Bu noktaya kolay gelmedik;

Son 10 yıla kadar devlet iktidar alanı ile milletin talepleri arasındaki sosyo-politik gerilim çatışma boyutunda idi. 28 Şubatta talan ekonomisini yürütmekten tükenen bir devlet sistemi, soygunu maskelemek için siyasal ve toplumsal alanda otoriter çoğu zamanda totoliter irade sergilemekte idi. 2003’ten itibaren Erdoğan’lı yıllar ile birlikte bu vesayet aşama aşama geriletildi, vesayetin son aparatları da 15 Temmuz’da tasfiye edildi.

2010’da CHP’nin başına kirli bir operasyon ile getirilen Kemal Kılıçdaroğlu’nun 15 Temmuz sonrasında hizmetiçi eğitimi hızla tamamlanarak sahaya sürüldü. Deniz Baykal döneminde milli bir çizgide bulunan CHP, Kılıçdaroğlu ile birlikte küresel bir güç merkezin temsilini üstlendi. Bu konumlanış 15 Temmuz sonrası süreçte pekişti, rutin ABD ziyaretleri ile derinleşti. Daha çok Sorosçu yapıların kontrolündeki bu odak, milli bir çizgiye konumlanan Cumhurbaşkanı Recep Tayyip Erdoğan’ın şahsında mücessemleşen Milli Devlet iktidarına karşı CHP liderliğinde muhalefeti organize etti.

Bu organizede bu odağın elinde hazır bir aparat vardı. PKK ve O’nun siyasal kanadı HDP;

HDP, bu kurgulanan ittifak sisteminde muzakeresine bile ihtiyaç duyulmadan daima ‘elde var bir’ olarak sayıldı.
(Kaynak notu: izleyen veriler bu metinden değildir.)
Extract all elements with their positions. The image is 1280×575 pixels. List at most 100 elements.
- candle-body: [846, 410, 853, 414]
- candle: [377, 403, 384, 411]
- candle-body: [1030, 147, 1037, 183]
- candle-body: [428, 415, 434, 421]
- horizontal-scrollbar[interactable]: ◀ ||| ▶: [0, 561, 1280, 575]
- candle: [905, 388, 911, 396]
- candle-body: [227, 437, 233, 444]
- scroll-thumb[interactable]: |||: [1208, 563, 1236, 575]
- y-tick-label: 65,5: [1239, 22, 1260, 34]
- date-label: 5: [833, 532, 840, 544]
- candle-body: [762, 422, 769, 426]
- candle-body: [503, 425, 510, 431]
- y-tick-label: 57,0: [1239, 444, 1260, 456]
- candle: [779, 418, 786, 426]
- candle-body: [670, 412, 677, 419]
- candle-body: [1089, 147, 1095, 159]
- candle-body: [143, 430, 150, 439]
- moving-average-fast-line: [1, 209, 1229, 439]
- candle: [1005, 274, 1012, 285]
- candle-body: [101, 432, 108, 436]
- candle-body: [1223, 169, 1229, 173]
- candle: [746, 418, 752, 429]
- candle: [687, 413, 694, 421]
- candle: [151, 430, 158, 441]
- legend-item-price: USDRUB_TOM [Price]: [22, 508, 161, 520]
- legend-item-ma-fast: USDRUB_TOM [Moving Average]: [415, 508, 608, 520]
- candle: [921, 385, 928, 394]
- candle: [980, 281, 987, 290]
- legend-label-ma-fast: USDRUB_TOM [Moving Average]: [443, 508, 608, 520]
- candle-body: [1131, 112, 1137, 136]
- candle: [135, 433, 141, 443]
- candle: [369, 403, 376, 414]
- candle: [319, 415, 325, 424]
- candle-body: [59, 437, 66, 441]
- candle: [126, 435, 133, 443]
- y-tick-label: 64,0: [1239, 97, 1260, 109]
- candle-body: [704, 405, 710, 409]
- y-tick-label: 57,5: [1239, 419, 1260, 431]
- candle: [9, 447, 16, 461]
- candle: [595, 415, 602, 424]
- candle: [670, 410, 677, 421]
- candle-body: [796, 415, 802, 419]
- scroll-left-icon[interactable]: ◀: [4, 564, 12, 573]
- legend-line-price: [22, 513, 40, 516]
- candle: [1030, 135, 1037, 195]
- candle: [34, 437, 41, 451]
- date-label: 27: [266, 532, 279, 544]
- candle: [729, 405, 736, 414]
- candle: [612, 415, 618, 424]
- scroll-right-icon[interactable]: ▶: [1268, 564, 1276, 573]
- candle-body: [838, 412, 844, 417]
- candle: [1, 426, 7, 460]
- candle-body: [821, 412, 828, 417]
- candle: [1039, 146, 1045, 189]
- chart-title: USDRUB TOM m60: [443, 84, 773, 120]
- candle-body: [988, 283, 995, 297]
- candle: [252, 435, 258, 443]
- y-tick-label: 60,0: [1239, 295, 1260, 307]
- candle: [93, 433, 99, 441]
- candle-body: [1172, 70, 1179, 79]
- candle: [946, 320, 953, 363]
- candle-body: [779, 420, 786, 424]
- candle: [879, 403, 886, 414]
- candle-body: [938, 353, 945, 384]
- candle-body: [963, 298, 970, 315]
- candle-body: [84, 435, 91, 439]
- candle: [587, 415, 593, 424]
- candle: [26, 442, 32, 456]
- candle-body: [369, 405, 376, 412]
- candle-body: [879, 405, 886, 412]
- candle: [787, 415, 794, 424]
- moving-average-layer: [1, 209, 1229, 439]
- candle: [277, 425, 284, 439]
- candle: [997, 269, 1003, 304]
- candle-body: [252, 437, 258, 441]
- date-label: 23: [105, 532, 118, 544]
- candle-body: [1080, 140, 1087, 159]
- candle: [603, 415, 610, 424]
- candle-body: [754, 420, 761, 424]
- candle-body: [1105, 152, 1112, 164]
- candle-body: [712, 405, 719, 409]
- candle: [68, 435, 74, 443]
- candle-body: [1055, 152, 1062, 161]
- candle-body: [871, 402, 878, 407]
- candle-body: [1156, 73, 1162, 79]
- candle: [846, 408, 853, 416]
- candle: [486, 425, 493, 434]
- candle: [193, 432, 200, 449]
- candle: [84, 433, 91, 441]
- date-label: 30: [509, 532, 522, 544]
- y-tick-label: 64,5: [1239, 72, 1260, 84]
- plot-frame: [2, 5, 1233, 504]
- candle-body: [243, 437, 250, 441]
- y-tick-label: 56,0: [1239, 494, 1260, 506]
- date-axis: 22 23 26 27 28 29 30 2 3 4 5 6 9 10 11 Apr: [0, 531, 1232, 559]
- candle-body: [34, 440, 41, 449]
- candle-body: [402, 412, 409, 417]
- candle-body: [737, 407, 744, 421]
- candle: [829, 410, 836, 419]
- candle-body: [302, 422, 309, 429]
1991’de o günün CHP’si SHP ile kurduğu ittifak ile meclise taşınan o günün HDP’si HEP ile geçmişten bir ittifak deneyimi vardı. Bu ‘elde var bir’i rutinleştirdi. PKK’nın 30 yıllık terör hafızası nasılsa gözlerden kaçırılabilirdi.

2023 seçimleri ittifak kurgusu yönü ile 1991’e benzemektedir. İttifak kurgusunu diğer tarafında ise 1991’in MHP’si MÇP ile Refah Partisi’nin 1991 seçimlerinde kurduğu ittifak bugün Cumhur ittifakını oluşturan MHP ile Ak Parti ittifakının da ana omurgasını oluşturmaktadır. Tarih tekerrür etmektedir. İttifak kurgusunun küresel stratejiler tarafında Cumhurbaşkanı Recep Tayyip Erdoğan’ın şahsında mücessemleşen Milli Devlet iktidarına karşı CHP liderliğinde muhalefeti organizesinde ilk hamle;

MHP’yi ele geçirmek için 15 Temmuz öncesi operasyonlar yapan, ancak başarısız olan Meral Akşener’e bir parti kurdurularak CHP’nin toplumsal hafızadaki sol, seçkinci negatif imajı maskelenmeye çalışıldı. İYİ Parti’nin bu muhalefet grubuna eklemlenmesi ile siyasal analizlerin klasik sağ-sol eksen olarak tanımlanmış modeli işlemez hale getirildi.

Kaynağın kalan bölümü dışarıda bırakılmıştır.